«Что касается меня, а я вовсе не отличаюсь стыдливостью, и читал самые предосудительные сочинения, меня смущает, да, сударь, смущает ваше тяготение к этому грубому акту, которое г. Александр Дюма-сын называет любовью».
«Вы переходите на вольности, — запоздало восклицает она, сама с легкостью вступив на этот путь, — а мое звание классного наставника запрещает мне следовать за вами по этому опасному пути».
Поздно, слишком много она себе позволила, теперь и у него руки развязаны. Напрасно она пытается взять спокойный тон разговора, советует ему посмотреть выставку Бастьен-Лепажа на улице Сэз, под конец своего столь откровенного письма она вновь не удерживается и желает ему «развивать мышцы, о которых не принято писать, и верблюжью подушку». Верблюжья подушка требует пояснения: считалось, что верблюжья шерсть повышает потенцию, а подушки подкладывались женщинами по различные части тела (например, под бедра), чтобы принимать удобные и соблазнительные позы при соитии. Это обсуждалось в книгах, из которых парижанки черпали практические советы. Видимо, Башкирцева не раз пролистывала «Жизнь парижанок» или другую подобную литературу, не зря разговор ее так фриволен и вертится вокруг фаллоса Ги де Мопассана. Что ж, собеседника она выбрала достойного. Ни что так не заботило его, как собственный фаллос:
«…он возбуждался по собственному желанию, — писал Эдмон де Гонкур, — он заключал пари, что за несколько мгновений, стоя лицом к стене, он повернется с возбужденным членом, и выигрывал это пари».
Он на глазах у знакомых до десяти раз овладевал проститутками, переходя от одной к другой. Не зря он был похож на быка, на быка, покрывающего целое стадо коров. Теперь он чувствует, что перед ним телка, и он жаждет покрыть ее, он раздувает ноздри и топорщит нафабренный ус, переходя к решительной атаке. Мышцы, о которых не принято писать, ему развивать не нужно, они в постоянной готовности. Достаточно нескольких мгновений, чтобы они вступили в дело.

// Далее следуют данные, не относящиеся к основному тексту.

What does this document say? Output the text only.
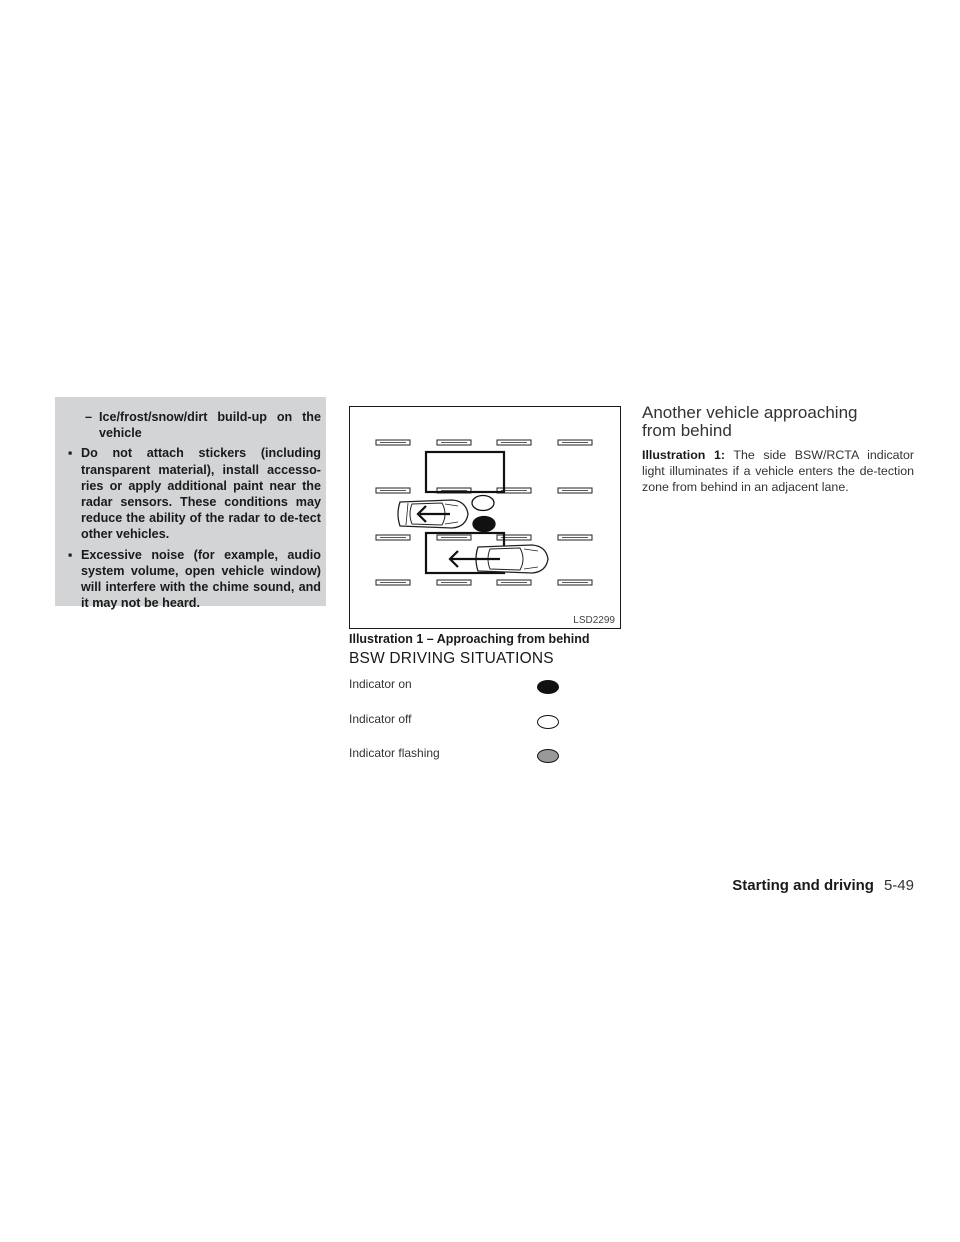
– Ice/frost/snow/dirt build-up on the vehicle
▪ Do not attach stickers (including transparent material), install accesso-ries or apply additional paint near the radar sensors. These conditions may reduce the ability of the radar to de-tect other vehicles.
▪ Excessive noise (for example, audio system volume, open vehicle window) will interfere with the chime sound, and it may not be heard.
LSD2299
Illustration 1 – Approaching from behind
BSW DRIVING SITUATIONS
Indicator on
Indicator off
Indicator flashing
Another vehicle approaching
from behind
Illustration 1: The side BSW/RCTA indicator light illuminates if a vehicle enters the de-tection zone from behind in an adjacent lane.
Starting and driving 5-49
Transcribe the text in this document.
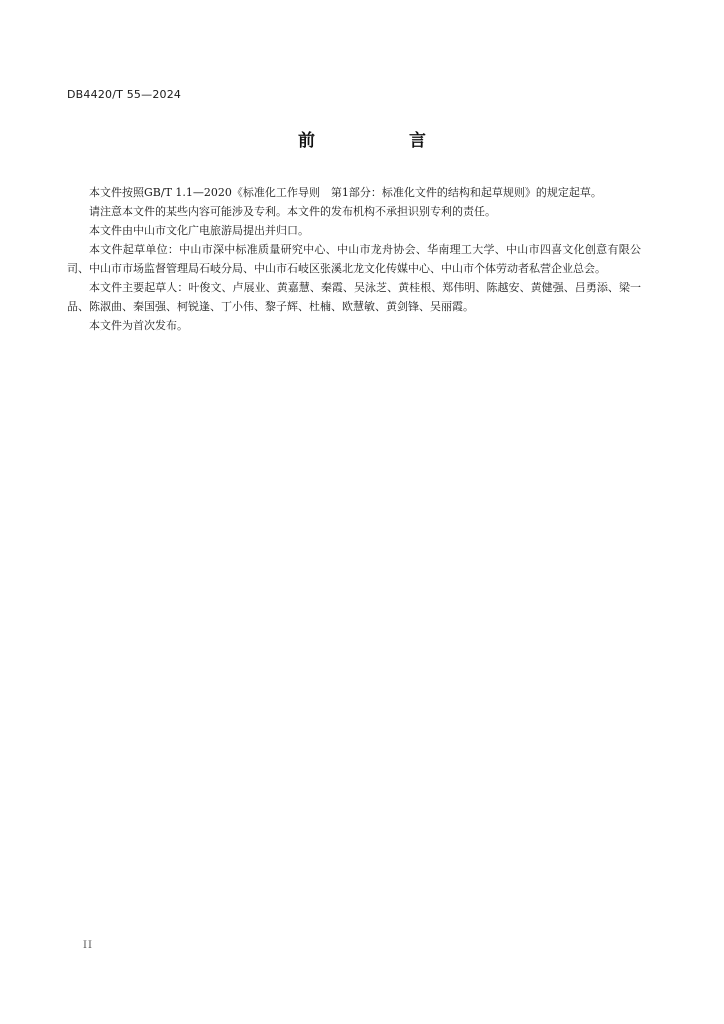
DB4420/T 55—2024
前 言

本文件按照GB/T 1.1—2020《标准化工作导则　第1部分：标准化文件的结构和起草规则》的规定起草。

请注意本文件的某些内容可能涉及专利。本文件的发布机构不承担识别专利的责任。

本文件由中山市文化广电旅游局提出并归口。

本文件起草单位：中山市深中标准质量研究中心、中山市龙舟协会、华南理工大学、中山市四喜文化创意有限公司、中山市市场监督管理局石岐分局、中山市石岐区张溪北龙文化传媒中心、中山市个体劳动者私营企业总会。

本文件主要起草人：叶俊文、卢展业、黄嘉慧、秦霞、吴泳芝、黄桂根、郑伟明、陈越安、黄健强、吕勇添、梁一品、陈淑曲、秦国强、柯锐逢、丁小伟、黎子辉、杜楠、欧慧敏、黄剑锋、吴丽霞。

本文件为首次发布。

II
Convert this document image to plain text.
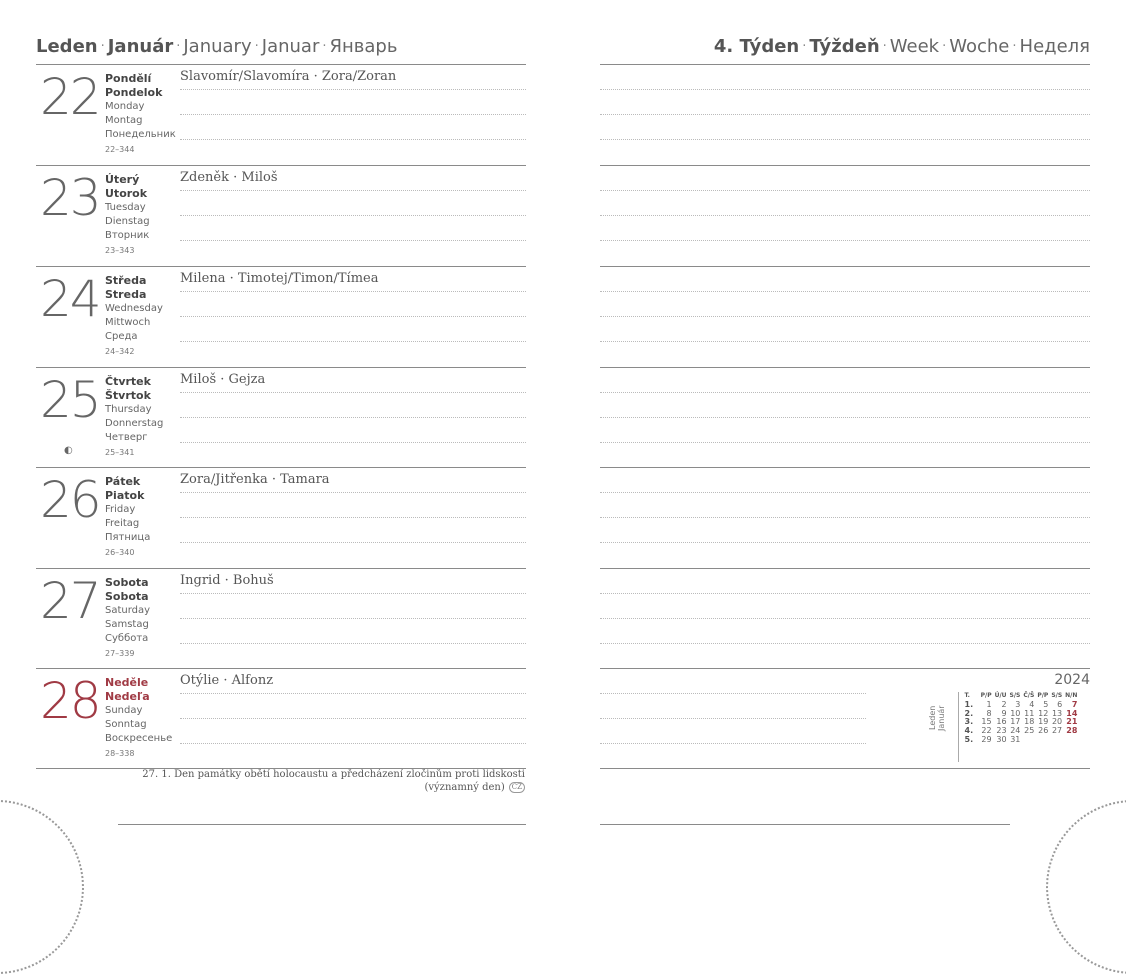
Leden · Január · January · Januar · Январь	4. Týden · Týždeň · Week · Woche · Неделя
22 Pondělí
Pondelok
Monday
Montag
Понедельник
22–344
Slavomír/Slavomíra · Zora/Zoran
23 Úterý
Utorok
Tuesday
Dienstag
Вторник
23–343
Zdeněk · Miloš
24 Středa
Streda
Wednesday
Mittwoch
Среда
24–342
Milena · Timotej/Timon/Tímea
25
◐
Čtvrtek
Štvrtok
Thursday
Donnerstag
Четверг
25–341
Miloš · Gejza
26 Pátek
Piatok
Friday
Freitag
Пятница
26–340
Zora/Jitřenka · Tamara
27 Sobota
Sobota
Saturday
Samstag
Суббота
27–339
Ingrid · Bohuš
28 Neděle
Nedeľa
Sunday
Sonntag
Воскресенье
28–338
Otýlie · Alfonz
27. 1. Den památky obětí holocaustu a předcházení zločinům proti lidskosti
(významný den) CZ
2024
Leden Január
T.	P/P	Ú/U	S/S	Č/Š	P/P	S/S	N/N
1.	1	2	3	4	5	6	7
2.	8	9	10	11	12	13	14
3.	15	16	17	18	19	20	21
4.	22	23	24	25	26	27	28
5.	29	30	31				
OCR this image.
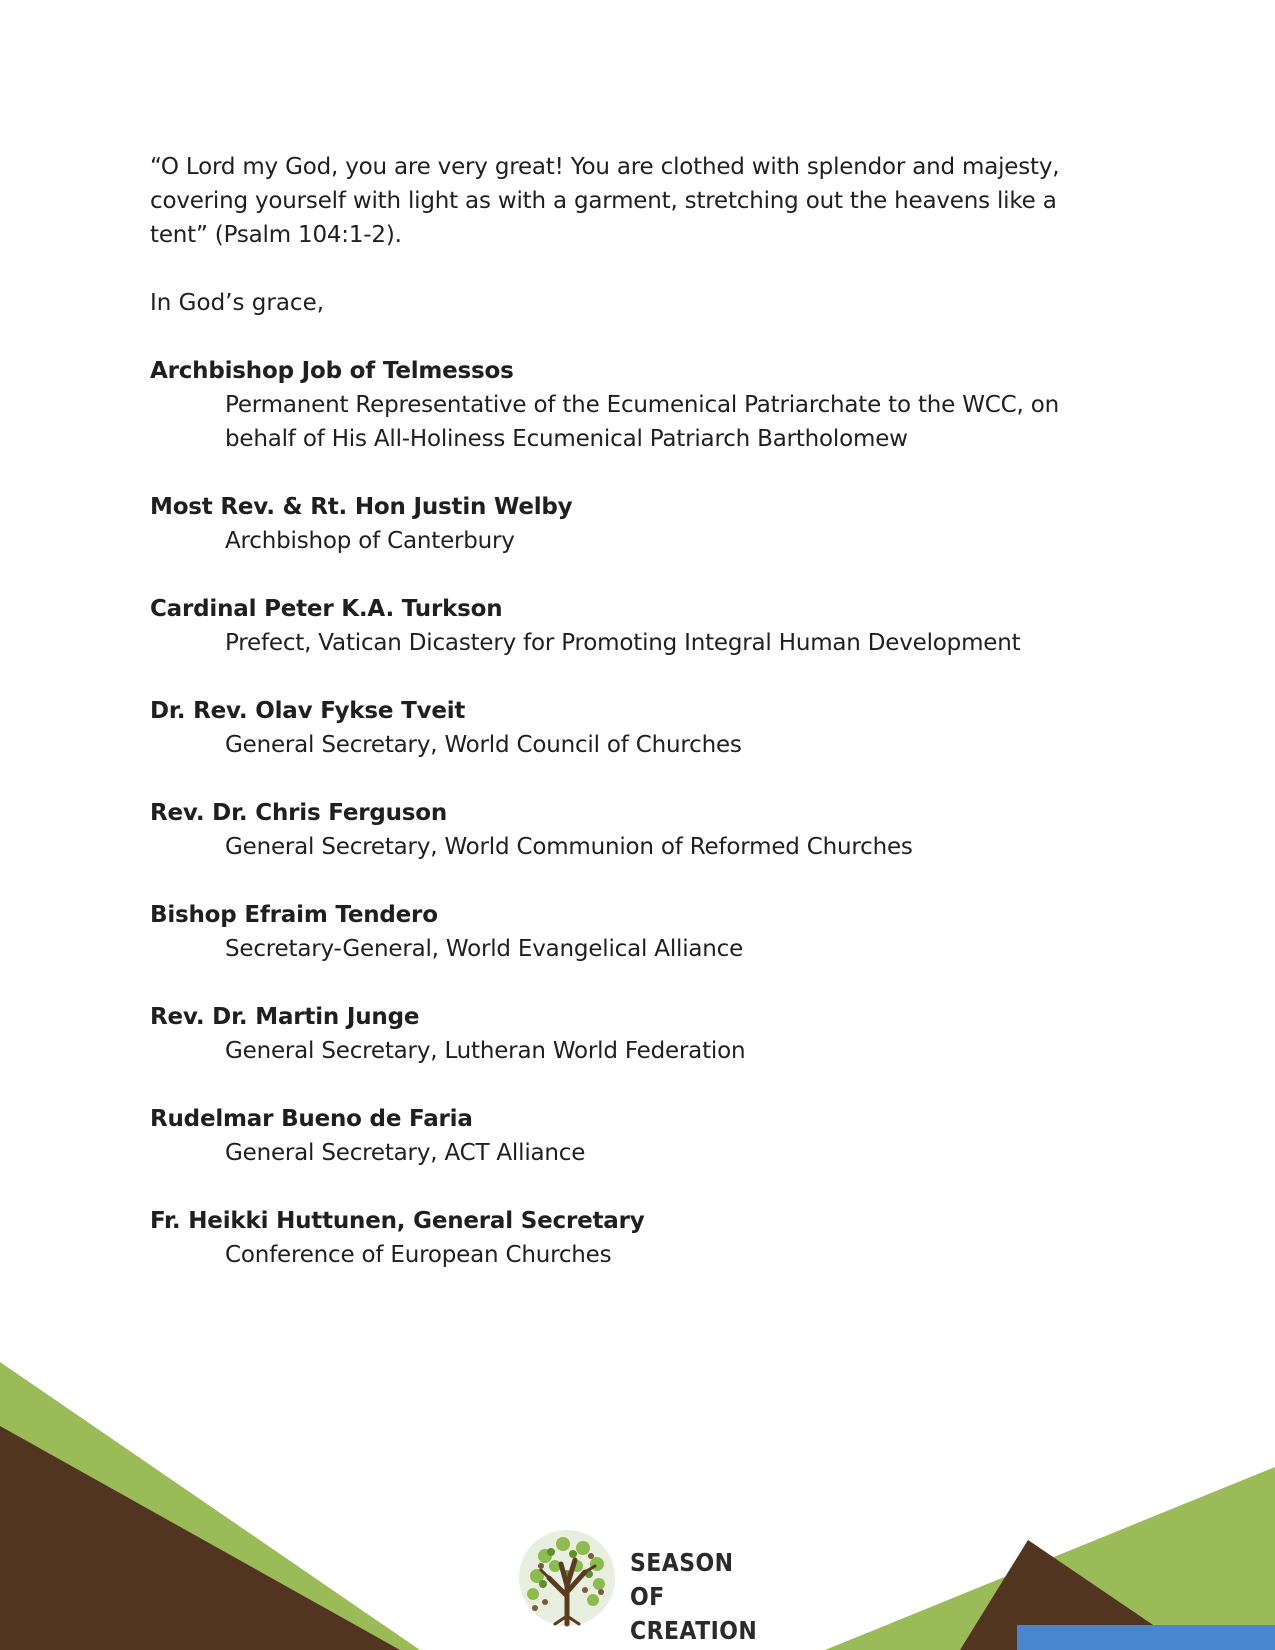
“O Lord my God, you are very great! You are clothed with splendor and majesty, covering yourself with light as with a garment, stretching out the heavens like a tent” (Psalm 104:1-2).

In God’s grace,

Archbishop Job of Telmessos
Permanent Representative of the Ecumenical Patriarchate to the WCC, on behalf of His All-Holiness Ecumenical Patriarch Bartholomew
Most Rev. & Rt. Hon Justin Welby
Archbishop of Canterbury
Cardinal Peter K.A. Turkson
Prefect, Vatican Dicastery for Promoting Integral Human Development
Dr. Rev. Olav Fykse Tveit
General Secretary, World Council of Churches
Rev. Dr. Chris Ferguson
General Secretary, World Communion of Reformed Churches
Bishop Efraim Tendero
Secretary-General, World Evangelical Alliance
Rev. Dr. Martin Junge
General Secretary, Lutheran World Federation
Rudelmar Bueno de Faria
General Secretary, ACT Alliance
Fr. Heikki Huttunen, General Secretary
Conference of European Churches
SEASON OF
CREATION
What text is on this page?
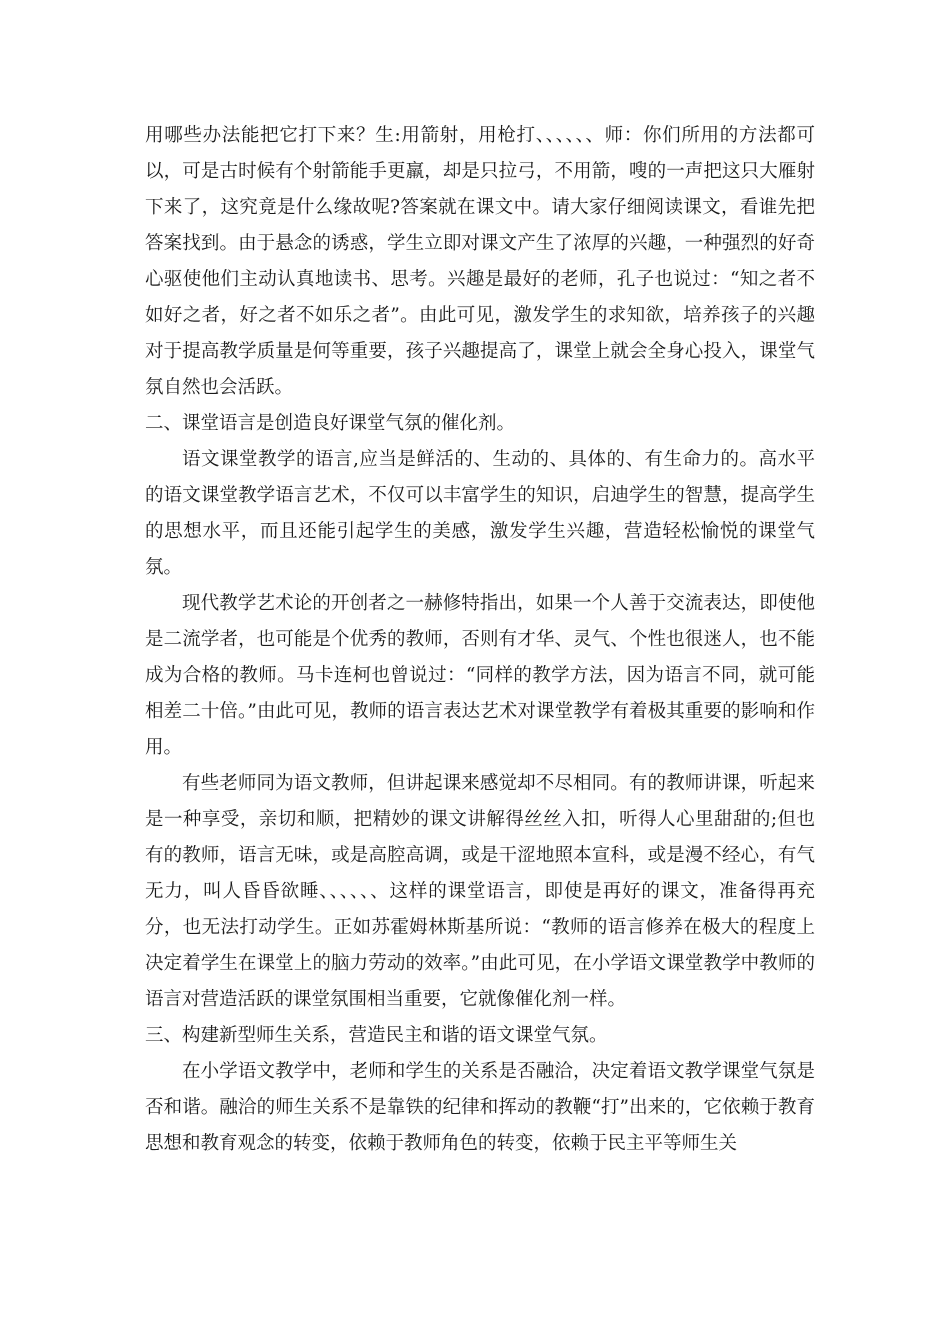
用哪些办法能把它打下来？生:用箭射，用枪打、、、、、、师：你们所用的方法都可以，可是古时候有个射箭能手更羸，却是只拉弓，不用箭，嗖的一声把这只大雁射下来了，这究竟是什么缘故呢?答案就在课文中。请大家仔细阅读课文，看谁先把答案找到。由于悬念的诱惑，学生立即对课文产生了浓厚的兴趣，一种强烈的好奇心驱使他们主动认真地读书、思考。兴趣是最好的老师，孔子也说过：“知之者不如好之者，好之者不如乐之者”。由此可见，激发学生的求知欲，培养孩子的兴趣对于提高教学质量是何等重要，孩子兴趣提高了，课堂上就会全身心投入，课堂气氛自然也会活跃。

二、课堂语言是创造良好课堂气氛的催化剂。

语文课堂教学的语言,应当是鲜活的、生动的、具体的、有生命力的。高水平的语文课堂教学语言艺术，不仅可以丰富学生的知识，启迪学生的智慧，提高学生的思想水平，而且还能引起学生的美感，激发学生兴趣，营造轻松愉悦的课堂气氛。

现代教学艺术论的开创者之一赫修特指出，如果一个人善于交流表达，即使他是二流学者，也可能是个优秀的教师，否则有才华、灵气、个性也很迷人，也不能成为合格的教师。马卡连柯也曾说过：“同样的教学方法，因为语言不同，就可能相差二十倍。”由此可见，教师的语言表达艺术对课堂教学有着极其重要的影响和作用。

有些老师同为语文教师，但讲起课来感觉却不尽相同。有的教师讲课，听起来是一种享受，亲切和顺，把精妙的课文讲解得丝丝入扣，听得人心里甜甜的;但也有的教师，语言无味，或是高腔高调，或是干涩地照本宣科，或是漫不经心，有气无力，叫人昏昏欲睡、、、、、、这样的课堂语言，即使是再好的课文，准备得再充分，也无法打动学生。正如苏霍姆林斯基所说：“教师的语言修养在极大的程度上决定着学生在课堂上的脑力劳动的效率。”由此可见，在小学语文课堂教学中教师的语言对营造活跃的课堂氛围相当重要，它就像催化剂一样。

三、构建新型师生关系，营造民主和谐的语文课堂气氛。

在小学语文教学中，老师和学生的关系是否融洽，决定着语文教学课堂气氛是否和谐。融洽的师生关系不是靠铁的纪律和挥动的教鞭“打”出来的，它依赖于教育思想和教育观念的转变，依赖于教师角色的转变，依赖于民主平等师生关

Он выбрал самый рискованный способ достижения своей цели, он решил оскорбить ее, привести в смятение и, таким образом, или разом покончить с вялотекущим процессом соблазнения, или перевести его в острую стадию. Для начала он переходит на «ты», отбросив все условности.
«Знаешь ли, для школьного учителя, которому доверено воспитание невинных душ, ты говоришь мне не особенно скромные вещи! Как? Ты ни чуточки не стыдлив? Ни в выборе книг для чтения, ни в своих словах, ни в своих поступках, да? — восклицает он с надеждой. — Я это предчувствовал».
Далее следует кусок полностью исключенный из всех прежних публикаций писем Мопассана:
«Тогда, если хочешь, порекомендую тебе несколько славных местечек.
На улице Жубер, 4, есть редчайший экземпляр, очаровательное чудовище, которое я открыл прошлым летом в Клермон-Ферране.
Ты можешь пойти также на улицу Кольбер: там просто и хорошо. На улице Мулен: дорого и посредственно. Улица Тэбу: даже не заслуживает упоминания. Улица Фейдо: заурядная добропорядочность. Улица д’Амбуаз: дом … в упадке. Не ищи чего-либо оригинального. Ничего особенного тут сейчас нет. Говорю тебе, как знаток, ибо вчера вернулся из Канн, где вечером, перед отъездом, обошел все эти уголки».
Пресыщенный, скучающий, по его словам, без передышки, без отдыха и без надежды, потому что давно ничего не хочет и не ждет от жизни, он готов прервать переписку, потому что и она ему начинает надоедать, ибо перестала забавлять и не обещает ничего приятного в будущем.
Он принимает позу гордого одиночества и удаляется из Парижа, куда он приезжал не без надежды на встречу с ней. На всякий случай, он сообщает ей свой точный возраст, чтобы она могла примерить его к своему: «Я родился 5 августа 1850 года, то есть мне нет еще 34 лет». Как ей нет еще и 26-ти. Восемь лет разницы — пустяк. Однако, какой возможен роман между известным писателем и известной художницей. Знает ли он все-таки ее имя?
Надушив конверт и письмо, Мопассан отправляет его Марии. Когда он в Париже, переписка ведется с большой скоростью: удар, еще удар!
15 апреля было от него третье письмо, а 18 апреля уже четвертое.
«Как я и предвидела, все кончено между моим писателем и мною. Его четвертое письмо грубое и глупое», — записывает она в свой дневник 18 апреля 1884 года.
Цель достигнута — она оскорблена, она раскрывается, она вспоминает, что она все-таки женщина:
«Так вот что вы нашли ответить женщине виноватой только в том, что она проявила неосторожность?»